Although the metal gained in Singapore last Friday, it is now down nearly 8% for the week.
China reported an increase in covid-19-related cases. However, officials deny that the city will be closed down as there is growing concerned about the capital’s response.
Futures in Dalian rose 3.4%, paring their weekly fall to 0.2%.
China is trying to boost its economy by implementing measures to stabilize small businesses, increase employment and loosen restrictions in the property market.
However, tight covid lockdowns will “continue to weigh upon the industrial activity, resulting in weaker demand for irons,” ANZ Research stated in a note.
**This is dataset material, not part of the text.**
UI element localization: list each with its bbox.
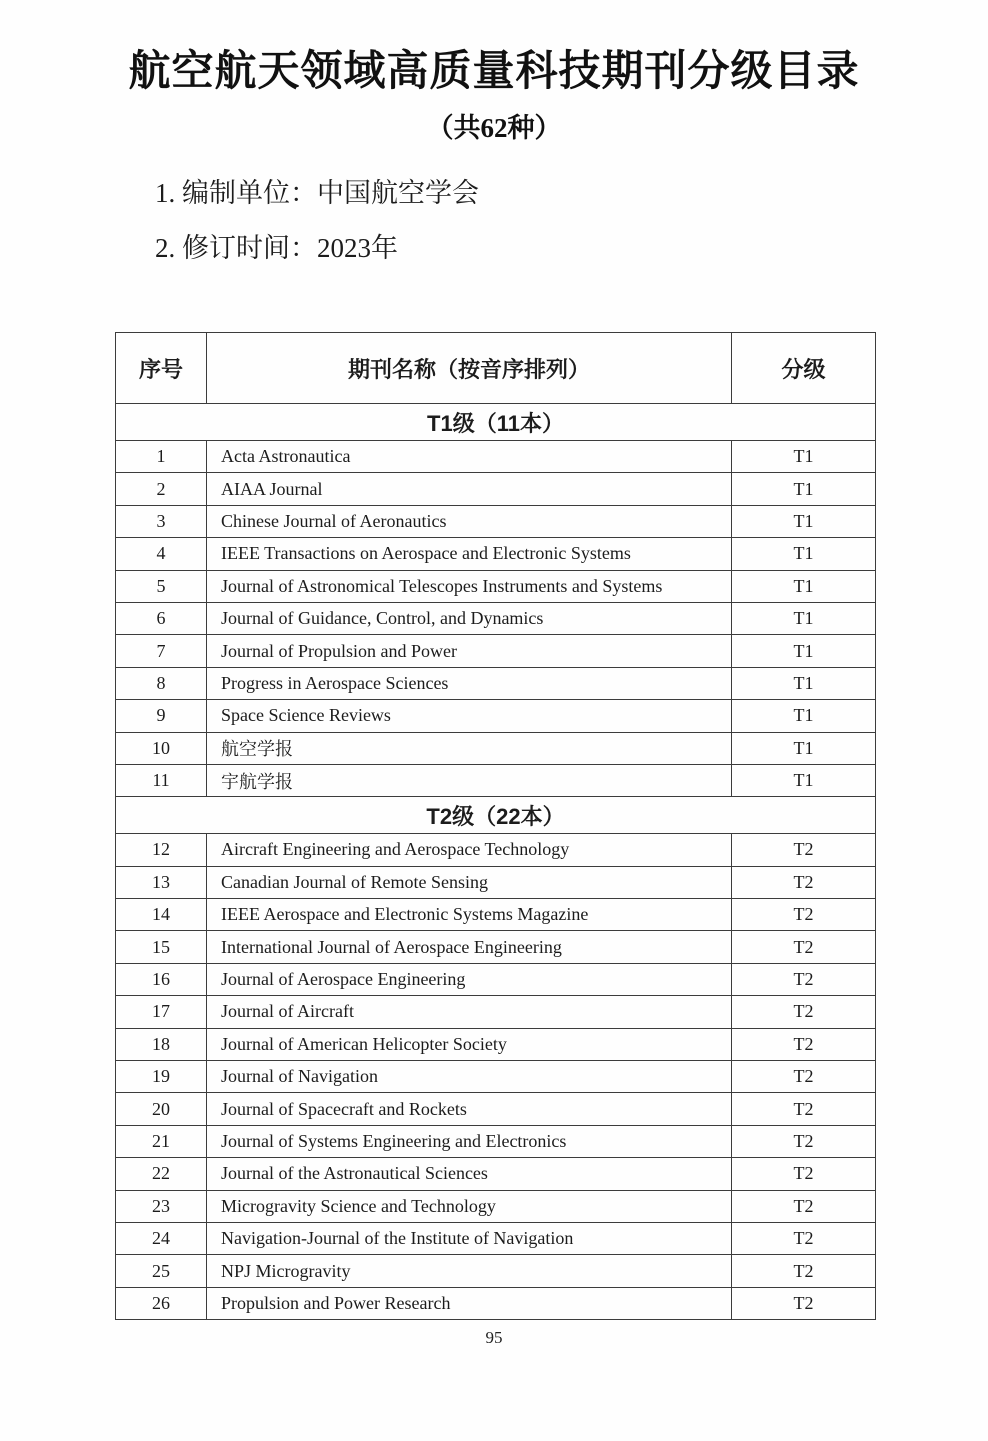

Haitong Futures stated that heavy rains in the southwest and southern China have impacted short-term construction material demand. However, falling raw material prices won’t continue to support steel prices.
Sunac China Holdings missed its bond payment in the property market. It is the fourth-largest country developer. Fears of more defaults are increasing, which could further weaken an industry that is critical for iron ore demand.
The virus restrictions have caused iron ore prices to fall by around 25% from their peak in March. These lockdowns make it difficult for the government and other agencies to spend infrastructure funds. They also occur at a time when construction usually ramps up following winter.
“China’s virus restrictions are weakening support measures during peak construction season, and property indicators are falling,” Australia & New Zealand Banking Group Ltd. analysts Daniel Hynes stated in a note. Although steel production could rise, there are still control measures that can be taken to reduce the risk.
Huatai Futures stated in a note that demand will continue to rise as more people get sick and Beijing adopts policies to boost growth.
According to Steelhome the industry website, the iron ore stockpiles in China’s ports fell 2.5% on Friday, compared to a week before.